Coco Collectief has also apparently presented its arrangement of Winterreise in a staging by Marc Pantus, first performed during the winter of 2016, when it was a sell-out and very well received by the press, so it is not surprising that they sound completely at home in the music, with none of the tentativeness or restraint that might come from too much ‘respect’ for a masterpiece. They make no attempt at a choral sound but always keep their identities as individual singers. In the solo songs, they each acquit themselves very creditably, although no one of the singers quite made me think, “I wish she had sung the whole cycle alone” – which would be against the spirit of the enterprise, in any case. They listen and respond to each other when they need to, like good chamber musicians, and are very attuned to the great interior drama that the work gradually reveals. No doubt this came from the experience of performing their version on stage, as theatre.

The sound is near ideal for the scale of such a performance, and the booklet is illuminating on aspects of the arrangement. Every singer contributes a note on her favourite song.
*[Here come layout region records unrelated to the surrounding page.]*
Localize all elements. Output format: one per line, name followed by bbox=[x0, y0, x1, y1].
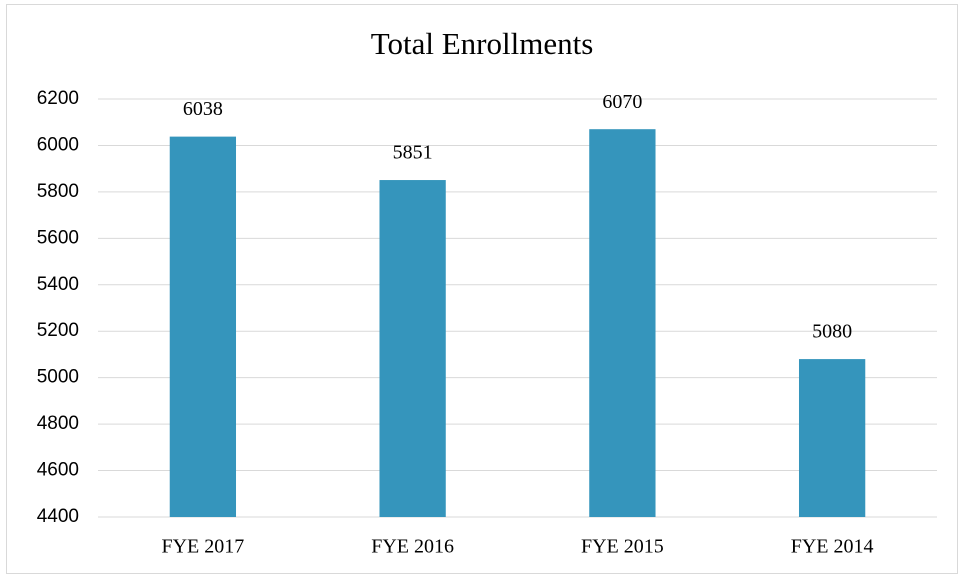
y-tick-label: 5600 bbox=[37, 227, 79, 248]
x-tick-label: FYE 2015 bbox=[581, 536, 664, 558]
y-tick-label: 5200 bbox=[37, 320, 79, 341]
data-label: 6038 bbox=[183, 98, 223, 120]
y-tick-label: 5400 bbox=[37, 274, 79, 295]
y-tick-label: 6000 bbox=[37, 134, 79, 155]
bar bbox=[169, 136, 237, 517]
x-tick-label: FYE 2017 bbox=[161, 536, 244, 558]
y-tick-label: 4600 bbox=[37, 460, 79, 481]
x-tick-label: FYE 2016 bbox=[371, 536, 454, 558]
y-tick-label: 4400 bbox=[37, 506, 79, 527]
y-tick-label: 5000 bbox=[37, 367, 79, 388]
chart-title: Total Enrollments bbox=[371, 26, 594, 61]
data-label: 5080 bbox=[812, 321, 852, 343]
x-tick-label: FYE 2014 bbox=[791, 536, 874, 558]
data-label: 5851 bbox=[393, 142, 433, 164]
bar bbox=[589, 129, 656, 517]
y-tick-label: 5800 bbox=[37, 181, 79, 202]
bar bbox=[798, 359, 866, 517]
y-tick-label: 6200 bbox=[37, 88, 79, 109]
y-tick-label: 4800 bbox=[37, 413, 79, 434]
data-label: 6070 bbox=[602, 91, 642, 113]
bar bbox=[379, 180, 446, 517]
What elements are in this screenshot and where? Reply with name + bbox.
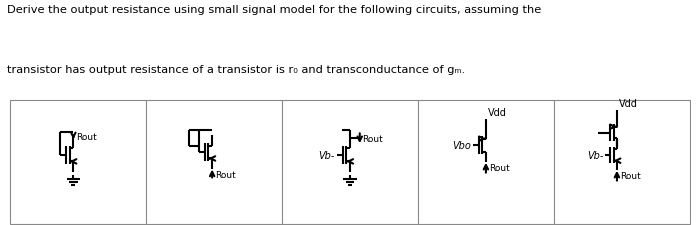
Text: Rout: Rout (76, 132, 97, 141)
Text: Vbo: Vbo (452, 141, 471, 151)
Text: Rout: Rout (489, 163, 510, 172)
Text: Vdd: Vdd (488, 107, 507, 117)
Text: Derive the output resistance using small signal model for the following circuits: Derive the output resistance using small… (7, 4, 541, 14)
Text: Rout: Rout (215, 170, 236, 179)
Text: Rout: Rout (620, 171, 641, 180)
Text: Rout: Rout (362, 134, 382, 143)
Text: Vb-: Vb- (318, 150, 335, 160)
Text: transistor has output resistance of a transistor is r₀ and transconductance of g: transistor has output resistance of a tr… (7, 65, 465, 74)
Text: Vb-: Vb- (587, 150, 603, 160)
Text: Vdd: Vdd (619, 99, 638, 108)
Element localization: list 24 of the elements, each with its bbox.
At one point, the arranger seems to have taken his notes from the programme accompanying those staged performances, as he says of his piano solo version of Wasserflut that, “In the cycle as a whole it provides a moment of repose, during which the singers create a snowy carpet out of shreds of paper”. I should like to see that staging, if ever they revive it – perhaps we could have been told more about it in the booklet. The song texts are given in German and in Dutch, but there is no English translation.

So what does one look for in a recording of Winterreise? About five years ago I went to a fine performance of Wagner’s Tristan und Isolde, and then just three days later to hear Wofgang Holzmair and Andreas Haefliger perform Winterreise. It was the latter that, quite unexpectedly, was the more shattering experience. This engrossing and enjoyable performance from Coco Collectief does not quite achieve that impact, but very few recordings can be expected to. What it does is to renew one’s admiration for Schubert’s astonishing achievement. His and Müller’s winter journey takes us into psychologically dark and difficult places – it can be faintly embarrassing at the end of a live performance to realise one is in a public space and required to engage in the ritual of applause. The poems are all in the first person singular, so the soloist – in a traditional performance with just one singer – impersonates the emotionally damaged traveller, and one is a witness to his pain. Hearing it sung by a group modifies and mollifies that impersonation and replaces it with a collective narrative about some un-named person no one of them represents. It is a more akin to a Greek chorus telling us things from the past we need to understand, but we are at one remove, not forced to bear witness to a terrible disintegration. It is that distancing, rather than the business of arranging Schubert’s score, that is the real difference here. So no matter how many recordings of the cycle you have – and we Winterreise obsessives can always find room for one more – this one will be very well worth investigating.